Prime Minister Alexis Tsipras, who came to office six months ago pledging to end austerity and restore “dignity” to the Greek people, now plans to sell an onerous bailout deal at home by arguing it could have been much worse.
That was the message Tsipras delivered Monday morning in Brussels after all-night talks with European leaders. They resulted in plans for large-scale asset sales, tax hikes and spending cuts, many of which must be approved by parliament right away. The agreement, he said, would avert “a collapse of the financial system” and, most importantly, keep Greece in the euro, which the premier calls his No. 1 goal.
Tsipras is seeking to implement measures even harsher than those rejected by Greek voters in the July 5 referendum on austerity -- which he himself called after the previous round of discussions. To succeed, he may need to begin by shoring up his own party ranks.
“A government reshuffle is in the cards, probably with Tsipras as prime minister and support from opposition parties,” said George Pagoulatos, a professor of European politics and economy at the Athens University of Economics and Business. More than 30 members of parliament from the left wing of Syriza could abandon him, Pagoulatos said.
The plan, agreed to by Greece and the leaders of the 18 other euro countries, requires a level of austerity that Tsipras’s Coalition of the Radical Left, or Syriza, will find difficult to swallow.
Syriza’s landslide electoral victory represented a political earthquake in Greece, sending relations with European partners into disarray and serving as an inspiration to other left-wing parties across Europe.
On election night in late January, Tsipras told cheering crowds in central Athens that “continued kowtowing” to creditors would end. The landslide victory swept aside New Democracy, Greece’s traditional center-right party, which had urged voters to stay the course with existing bailout arrangements.
In exchange for aid, Syriza’s leader is now endorsing pension reductions, sales tax increases and “quasi-automatic spending cuts” in the event that Greece’s government budget fails to hit surplus targets.
“We took the responsibility of the decision to avert the most extreme plans of the most extreme conservative forces in the European Union,” Tsipras said after 17 hours of meetings. “We averted the plan to cause a credit crunch and the collapse of the financial system, a plan which had been prepared in great detail.”

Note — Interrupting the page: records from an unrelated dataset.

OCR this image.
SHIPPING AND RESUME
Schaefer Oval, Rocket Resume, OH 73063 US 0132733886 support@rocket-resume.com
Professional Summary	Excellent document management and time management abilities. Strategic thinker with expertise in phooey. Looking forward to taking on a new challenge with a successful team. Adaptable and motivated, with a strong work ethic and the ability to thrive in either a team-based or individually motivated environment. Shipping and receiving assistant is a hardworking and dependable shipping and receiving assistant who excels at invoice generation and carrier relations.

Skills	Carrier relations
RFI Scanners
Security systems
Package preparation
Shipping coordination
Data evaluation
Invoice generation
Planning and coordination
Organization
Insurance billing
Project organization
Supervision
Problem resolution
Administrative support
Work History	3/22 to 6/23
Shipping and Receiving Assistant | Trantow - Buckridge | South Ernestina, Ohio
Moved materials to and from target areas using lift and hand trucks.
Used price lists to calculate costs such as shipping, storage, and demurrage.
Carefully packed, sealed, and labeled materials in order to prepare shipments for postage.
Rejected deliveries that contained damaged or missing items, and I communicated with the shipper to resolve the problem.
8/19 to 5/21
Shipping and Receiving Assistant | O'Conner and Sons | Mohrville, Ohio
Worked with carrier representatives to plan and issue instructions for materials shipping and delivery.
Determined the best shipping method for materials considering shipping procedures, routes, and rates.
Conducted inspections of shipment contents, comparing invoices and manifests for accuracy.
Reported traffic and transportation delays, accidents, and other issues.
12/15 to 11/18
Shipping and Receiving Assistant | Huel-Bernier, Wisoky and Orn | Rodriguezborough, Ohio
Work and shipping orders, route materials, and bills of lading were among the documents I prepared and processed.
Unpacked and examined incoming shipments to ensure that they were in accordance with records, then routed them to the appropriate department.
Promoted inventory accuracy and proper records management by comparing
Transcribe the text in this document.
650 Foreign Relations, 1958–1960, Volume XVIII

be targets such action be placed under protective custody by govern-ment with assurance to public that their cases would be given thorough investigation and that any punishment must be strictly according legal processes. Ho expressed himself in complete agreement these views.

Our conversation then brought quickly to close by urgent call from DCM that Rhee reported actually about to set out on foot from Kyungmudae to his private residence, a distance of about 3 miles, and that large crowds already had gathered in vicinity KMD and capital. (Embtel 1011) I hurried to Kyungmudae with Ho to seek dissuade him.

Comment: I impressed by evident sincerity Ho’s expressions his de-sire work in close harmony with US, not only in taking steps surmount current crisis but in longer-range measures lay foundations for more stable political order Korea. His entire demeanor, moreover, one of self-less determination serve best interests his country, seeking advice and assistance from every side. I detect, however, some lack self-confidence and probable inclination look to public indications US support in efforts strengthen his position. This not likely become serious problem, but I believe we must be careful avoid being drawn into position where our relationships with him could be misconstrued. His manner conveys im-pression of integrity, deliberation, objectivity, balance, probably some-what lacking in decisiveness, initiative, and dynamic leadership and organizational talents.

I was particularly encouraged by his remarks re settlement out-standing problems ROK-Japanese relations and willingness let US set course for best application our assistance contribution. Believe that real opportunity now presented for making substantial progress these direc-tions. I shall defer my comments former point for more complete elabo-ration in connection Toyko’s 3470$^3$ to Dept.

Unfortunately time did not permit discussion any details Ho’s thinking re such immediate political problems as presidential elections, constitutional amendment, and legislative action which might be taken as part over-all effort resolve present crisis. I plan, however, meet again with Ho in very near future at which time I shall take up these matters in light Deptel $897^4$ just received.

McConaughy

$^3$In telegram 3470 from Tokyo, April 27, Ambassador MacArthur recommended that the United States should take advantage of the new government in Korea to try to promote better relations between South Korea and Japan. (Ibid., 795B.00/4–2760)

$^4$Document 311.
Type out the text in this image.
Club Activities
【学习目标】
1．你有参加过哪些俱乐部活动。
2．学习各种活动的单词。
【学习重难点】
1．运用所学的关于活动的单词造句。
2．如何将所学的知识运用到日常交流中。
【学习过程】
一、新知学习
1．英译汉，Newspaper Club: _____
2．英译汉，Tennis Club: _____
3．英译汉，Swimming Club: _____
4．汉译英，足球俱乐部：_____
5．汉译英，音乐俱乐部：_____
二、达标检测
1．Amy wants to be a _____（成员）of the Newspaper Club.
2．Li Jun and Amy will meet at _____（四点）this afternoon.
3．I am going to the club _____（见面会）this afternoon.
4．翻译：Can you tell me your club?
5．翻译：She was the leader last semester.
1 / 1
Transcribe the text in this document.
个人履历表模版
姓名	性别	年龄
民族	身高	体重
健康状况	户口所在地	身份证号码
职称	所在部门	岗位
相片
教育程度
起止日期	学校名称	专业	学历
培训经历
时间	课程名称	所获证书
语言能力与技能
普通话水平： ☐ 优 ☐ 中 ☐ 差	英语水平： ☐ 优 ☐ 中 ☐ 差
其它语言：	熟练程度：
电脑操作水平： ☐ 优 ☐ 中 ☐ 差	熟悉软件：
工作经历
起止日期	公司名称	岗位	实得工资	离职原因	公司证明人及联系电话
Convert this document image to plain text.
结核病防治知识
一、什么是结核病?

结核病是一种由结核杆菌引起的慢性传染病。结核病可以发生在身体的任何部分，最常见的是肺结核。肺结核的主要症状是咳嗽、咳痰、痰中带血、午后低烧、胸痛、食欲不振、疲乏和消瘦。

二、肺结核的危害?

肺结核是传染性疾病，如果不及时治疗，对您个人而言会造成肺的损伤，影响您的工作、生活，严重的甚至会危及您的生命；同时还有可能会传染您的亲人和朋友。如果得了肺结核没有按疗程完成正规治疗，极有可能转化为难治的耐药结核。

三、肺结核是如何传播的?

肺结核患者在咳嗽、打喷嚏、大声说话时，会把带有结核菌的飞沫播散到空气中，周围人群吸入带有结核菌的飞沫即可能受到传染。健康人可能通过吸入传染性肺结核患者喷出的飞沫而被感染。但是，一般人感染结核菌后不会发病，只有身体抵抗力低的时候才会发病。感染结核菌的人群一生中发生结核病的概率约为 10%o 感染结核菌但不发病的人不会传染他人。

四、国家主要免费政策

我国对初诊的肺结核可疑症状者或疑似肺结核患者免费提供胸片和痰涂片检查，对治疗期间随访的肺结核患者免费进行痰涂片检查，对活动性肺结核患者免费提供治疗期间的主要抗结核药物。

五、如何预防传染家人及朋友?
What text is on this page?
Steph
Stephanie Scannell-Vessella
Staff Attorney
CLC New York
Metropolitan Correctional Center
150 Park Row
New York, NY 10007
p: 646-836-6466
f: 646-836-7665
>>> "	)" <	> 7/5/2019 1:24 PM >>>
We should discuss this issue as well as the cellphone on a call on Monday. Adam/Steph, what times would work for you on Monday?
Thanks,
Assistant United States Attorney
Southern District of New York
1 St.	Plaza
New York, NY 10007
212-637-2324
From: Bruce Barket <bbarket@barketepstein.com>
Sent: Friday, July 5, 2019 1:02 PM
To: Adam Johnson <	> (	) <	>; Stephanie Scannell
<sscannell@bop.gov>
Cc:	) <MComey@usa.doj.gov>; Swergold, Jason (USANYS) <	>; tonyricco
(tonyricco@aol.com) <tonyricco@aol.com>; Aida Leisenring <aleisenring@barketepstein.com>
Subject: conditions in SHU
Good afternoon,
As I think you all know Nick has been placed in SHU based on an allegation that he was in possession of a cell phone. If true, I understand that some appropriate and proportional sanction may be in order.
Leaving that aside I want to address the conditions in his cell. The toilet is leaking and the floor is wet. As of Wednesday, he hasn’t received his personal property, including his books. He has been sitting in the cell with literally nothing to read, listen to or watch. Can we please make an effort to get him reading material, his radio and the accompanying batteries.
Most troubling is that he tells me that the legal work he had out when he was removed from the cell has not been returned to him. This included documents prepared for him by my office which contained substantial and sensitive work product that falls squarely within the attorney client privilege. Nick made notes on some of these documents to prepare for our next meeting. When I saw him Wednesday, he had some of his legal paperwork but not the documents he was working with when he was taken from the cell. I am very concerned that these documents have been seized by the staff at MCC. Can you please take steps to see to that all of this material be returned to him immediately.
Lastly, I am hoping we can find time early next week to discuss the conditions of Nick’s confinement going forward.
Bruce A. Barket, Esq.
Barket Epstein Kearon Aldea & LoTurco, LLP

Monday’s deal also envisions as much as 50 billion euros in sales or other monetization of state assets, to be used partly to pay off debt and partly to pay back funds for the recapitalization of banks. Greek lenders have been shut for more than two weeks to stem withdrawals.
Syriza currently has 149 seats in the 300-seat legislature and governs with the support of the Independent Greeks party, with 13 seats. Its leader on Sunday tweeted that “enough was enough” in bailout talks, raising the prospect of a departure from the ruling coalition.
The expected Greek parliament vote Wednesday sets up a major political test for Tsipras. Seventeen Syriza lawmakers declined to support him in a vote endorsing lighter austerity measures last week, including the parliament speaker and the energy minister.
The package passed easily with the help of opposition parties, who also are expected to ensure approval of the new deal. A deterioration of support for Tsipras within Syriza, though, could set the stage for early elections.
An sign of internal opposition emerged quickly Monday morning, with the Left Platform, a Syriza faction headed by energy minister Panagiotis Lafazanis, saying the deal would mean “social enslavement” for Greeks. In a statement on its Web site, the grouping called for rejection of the accord.
“Things are pretty clear. There’s a situation of division within the party,” Syriza parliament member Yannis Balafas said. “What I can also say is that within a few months, in 2015, we will have to go to elections.”
Tsipras did win a concession on asset sales. An initial text called for the disposals to be administered by a fund based in Luxembourg, implying a loss of Greek control; the final agreement said the fund will be “established in Greece and managed by the Greek authorities,” with EU supervision.
In Brussels, Tsipras was at pains to argue his half-year in power hasn’t been for naught, even as he agreed to measures that he’s spent most of his short premiership arguing against.
“We put up a hard fight for the past six months,” he said. “We fought to the end in order to get the best out of it, to get a deal which will allow the country to stand on its feet and the Greek people to keep fighting.”